13. WHAT IS THE REAL MEANING OF SACRIFICE? P 1
1 Although in truth the term sacrifice is altogether meaningless, it does have meaning in the world. Like all things in the world, its meaning is temporary and will ultimately fade into the nothingness from which it came when there is no more use for it. Now its real meaning is a lesson. Like all lessons it is an illusion, for in reality there is nothing to learn. Yet this illusion must be replaced by a corrective device; another illusion that replaces the first, so both can finally disappear. The first illusion, which must be displaced before another thought system can take hold, is that it is a sacrifice to give up the things of this world. What could this be but an illusion, since this world itself is nothing more than that?

Journal
This is a very clear explanation of how we rid ourselves of the ego illusions. We let them be replaced with an illusion that is nearer to the truth, one that is opposite of the ego illusion, a happier illusion. The ego mind sees this as a sacrifice.

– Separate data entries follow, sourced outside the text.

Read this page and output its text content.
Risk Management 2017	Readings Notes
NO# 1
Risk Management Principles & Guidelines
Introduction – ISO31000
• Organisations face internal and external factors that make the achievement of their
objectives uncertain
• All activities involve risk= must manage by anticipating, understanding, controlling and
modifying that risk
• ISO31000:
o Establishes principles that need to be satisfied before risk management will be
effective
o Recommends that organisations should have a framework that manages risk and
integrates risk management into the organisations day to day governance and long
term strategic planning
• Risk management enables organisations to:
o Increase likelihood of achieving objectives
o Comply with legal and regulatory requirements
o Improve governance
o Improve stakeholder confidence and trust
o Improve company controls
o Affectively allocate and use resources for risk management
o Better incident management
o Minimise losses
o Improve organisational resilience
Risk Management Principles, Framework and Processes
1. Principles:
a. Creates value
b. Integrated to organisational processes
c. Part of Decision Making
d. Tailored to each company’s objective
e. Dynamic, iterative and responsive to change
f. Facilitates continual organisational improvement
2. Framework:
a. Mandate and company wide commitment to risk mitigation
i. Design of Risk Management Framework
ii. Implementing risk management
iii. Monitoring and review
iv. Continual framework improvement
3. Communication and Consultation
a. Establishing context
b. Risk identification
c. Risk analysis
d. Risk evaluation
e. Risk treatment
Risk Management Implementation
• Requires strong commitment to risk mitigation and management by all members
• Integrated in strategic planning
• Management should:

In order to have the happier illusion, I will be asked to sacrifice my right to be miserable, but miserable on my own terms. I used to fall for that, but now I understand that I am not giving up anything. I am simply accepting the truth that I am not the ego and so I lose nothing.

Here is how I was thinking about this. When the immigration crisis occurred at the border, and all the children were taken from their parents, this felt awful to me. I could not believe that anyone could be that heartless and uncaring. I felt disgust for those that chose this course of action and I felt grief for the parents and children affected by such a cruel policy. I felt outraged that this could be happening in our country. This was the illusion I was asked to sacrifice.

Even though it was an awful illusion and very painful, I resisted letting it go. While I was thinking from my ego mind, it felt like I was right and they were wrong and there could be no other way to see it. I felt like they should be punished. I felt like the immigrants involved were greatly wronged and would suffer for it for the rest of their lives no matter how this turned out. And yet, I clung to this illusion making it more real with every thought and the waves of emotion I fed it.

But, I am not completely insane anymore. I have learned that there is always another way to see. It is still an illusion, but it is a better, happier and truer illusion. I couldn’t at that point imagine how I could make this shift. Luckily, my only part is to be willing to sacrifice my own illusion, that is, the illusion I made with the ego mind, and the Holy Spirit would give me a different illusion. It took me several days to make that decision. Once made, the Holy Spirit gave me a great deal of reinforcement through the words in the Course and the encouragement of others who had gone before me.

The actual shift itself was a miracle. It occurred instantly upon my acceptance and my new illusion was fully in my mind. I remembered that the only way to heal is through love. I was amazed at myself for forgetting that and for thinking that anger and fear was an appropriate response in any situation. It was as if I had left a nightmare and awakened to a joyful return to something much closer to reality.

I began to realize that I had a part to play in this new illusion. I began to see the people involved in the immigration policy as they truly are, perfect, whole, part of God and part of me because I, too, am part of God. That was what I focused on. I gave them my love and support. The harsher they appeared the more I loved them because that is the only solution and the only cure. I began to see them as dear brothers who were struggling and their actions and words as a call for help, and all I wanted to do was to help.

I saw the immigrants and their children differently as well. Instead of seeing them as victims and vulnerable, I remembered that they too are Children of God, part of God and safe in God. No illusion can change that. I saw them as strong with the strength of God given them in their creation. Stories of victimhood cannot alter creation. I sent them my faith, my support, and my love, just as I did the policymakers.

I willingly made the sacrifice of my ego illusion for the Holy Spirit’s illusion. In His illusion we are all given the opportunity to further awaken the sleeping Son, and also to be of actual help within the illusion. I continue to extend love every time I think of this situation and I extend it equally to both the president and his staff as well as to the immigrants. One is not greater or lesser than the other. They are all part of God’s Creation and deserve our love and support as they struggle to awaken, just as we are struggling. If my mind strays to dark thoughts, I immediately turn to the light, to the Holy Spirit in my mind and I am renewed.